Is there any coherence to this story?

Does there have to be?

If intellect is a natural phenomenon, then coherence doesn’t matter. The story may follow paved routs, or twist and mingle like a stupid creek and still be justified in the big picture of evolution.

In our particular life it doesn’t have to make sense

In our particular life a reason may be routed



May I compare a reason to the armed protection against intellect?



“Wissahickon Creek whispers like unconscious thought under the charted map of established existence. Concealed under many small bridges of local roads, it runs mostly ignored. The settlers of green loans and hasty commuters alike have little business with its waters besides maybe zoning," I wrote.



People are blind to the obvious presence of unaccounted facts.



Three years later looking in the window of small apartment in Lansdale I spotted a rapid. My companion just moved in with his adaptive mom after foreclosure on their old house. In a narrow wasteland behind the building a creek was bobbling in heavy rain.



“With no obvious reason or clear goal a creek is bobbling in the patch of land unsuitable for development, blemishes of human refusals stuck in-between the branches of fallen trees,” I wrote.



Jack came to mind again, his outmoded figure, his whole existence defying the wisdom of today. Tanned and lean, bony and invincible to hormones and antibiotics of standard American diet, he was a vanishing breed.
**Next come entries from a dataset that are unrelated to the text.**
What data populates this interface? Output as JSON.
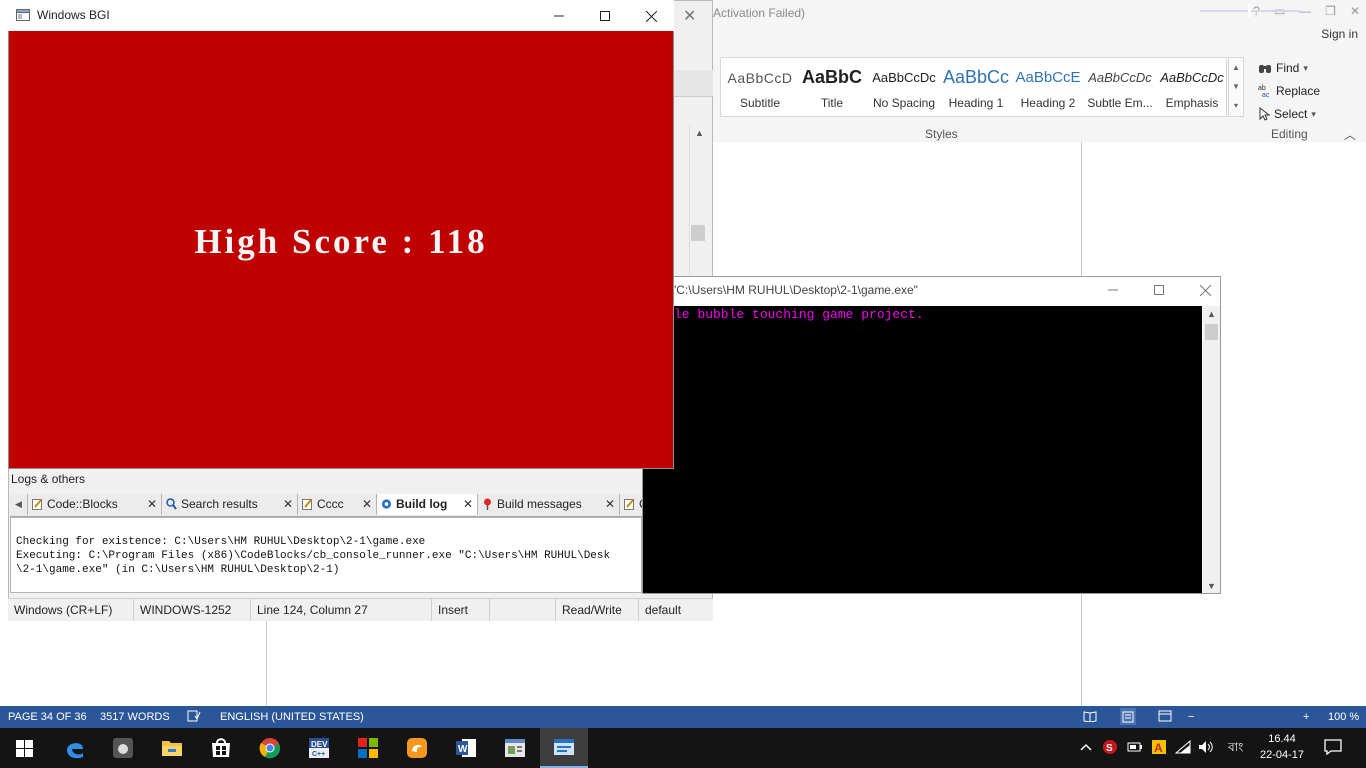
{
  "word": {
    "activation_text": "Activation Failed)",
    "sign_in": "Sign in",
    "title_controls": [
      "?",
      "▭",
      "—",
      "❐",
      "✕"
    ],
    "styles": [
      {
        "sample": "AaBbCcD",
        "label": "Subtitle"
      },
      {
        "sample": "AaBbC",
        "label": "Title"
      },
      {
        "sample": "AaBbCcDc",
        "label": "No Spacing"
      },
      {
        "sample": "AaBbCc",
        "label": "Heading 1"
      },
      {
        "sample": "AaBbCcE",
        "label": "Heading 2"
      },
      {
        "sample": "AaBbCcDc",
        "label": "Subtle Em..."
      },
      {
        "sample": "AaBbCcDc",
        "label": "Emphasis"
      }
    ],
    "styles_group_label": "Styles",
    "editing": {
      "find": "Find",
      "replace": "Replace",
      "select": "Select",
      "group_label": "Editing"
    },
    "status": {
      "page": "PAGE 34 OF 36",
      "words": "3517 WORDS",
      "language": "ENGLISH (UNITED STATES)",
      "zoom": "100 %",
      "zoom_minus": "−",
      "zoom_plus": "+"
    },
    "colors": {
      "status_bar": "#2b579a",
      "heading_blue": "#2e74b5"
    }
  },
  "codeblocks": {
    "logs_title": "Logs & others",
    "tabs": [
      {
        "label": "Code::Blocks",
        "active": false
      },
      {
        "label": "Search results",
        "active": false
      },
      {
        "label": "Cccc",
        "active": false
      },
      {
        "label": "Build log",
        "active": true
      },
      {
        "label": "Build messages",
        "active": false
      },
      {
        "label": "C",
        "active": false
      }
    ],
    "log_lines": [
      "Checking for existence: C:\\Users\\HM RUHUL\\Desktop\\2-1\\game.exe",
      "Executing: C:\\Program Files (x86)\\CodeBlocks/cb_console_runner.exe \"C:\\Users\\HM RUHUL\\Desk",
      "\\2-1\\game.exe\" (in C:\\Users\\HM RUHUL\\Desktop\\2-1)"
    ],
    "status": {
      "eol": "Windows (CR+LF)",
      "encoding": "WINDOWS-1252",
      "position": "Line 124, Column 27",
      "mode": "Insert",
      "access": "Read/Write",
      "profile": "default"
    }
  },
  "console": {
    "title": "\"C:\\Users\\HM RUHUL\\Desktop\\2-1\\game.exe\"",
    "output": "le bubble touching game project.",
    "colors": {
      "background": "#000000",
      "text": "#f500f5"
    }
  },
  "bgi": {
    "title": "Windows BGI",
    "score_text": "High Score : 118",
    "colors": {
      "background": "#c00000",
      "text": "#f5f5f5"
    }
  },
  "taskbar": {
    "apps": [
      "start-icon",
      "edge-icon",
      "apple-app-icon",
      "file-explorer-icon",
      "store-icon",
      "chrome-icon",
      "devcpp-icon",
      "codeblocks-icon",
      "uc-browser-icon",
      "word-icon",
      "document-app-icon",
      "console-app-icon"
    ],
    "language": "বাং",
    "time": "16.44",
    "date": "22-04-17"
  }
}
The creek that comes to its climatic conclusion in the rocks around Boxborough takes us to the lot of nature-land in North Wales. Flanked by residential driveways it doesn't have an announced entrance. Two brooks run out of it to join together after crossing Knapp Rd in two separate pipes; one springs from the backyard pool at the 137 Winter Drive, where a doctor’s family used to, or still lives, and another descends from further north lost under the ground at the Sunset Drive and possibly secretly connected to the small natural lake a few yards away situated at the dead end of Sunset Dr. Encircled by Morningside Dr, Vilsmeier Rd, and W Thomas Rd right behind the Montgomeryville Five Points Shopping Center at the five point star intersection of 309, 463, and Doylestown Rd, it is only few paces away from the Starbucks where I have stopped for afternoon coffee.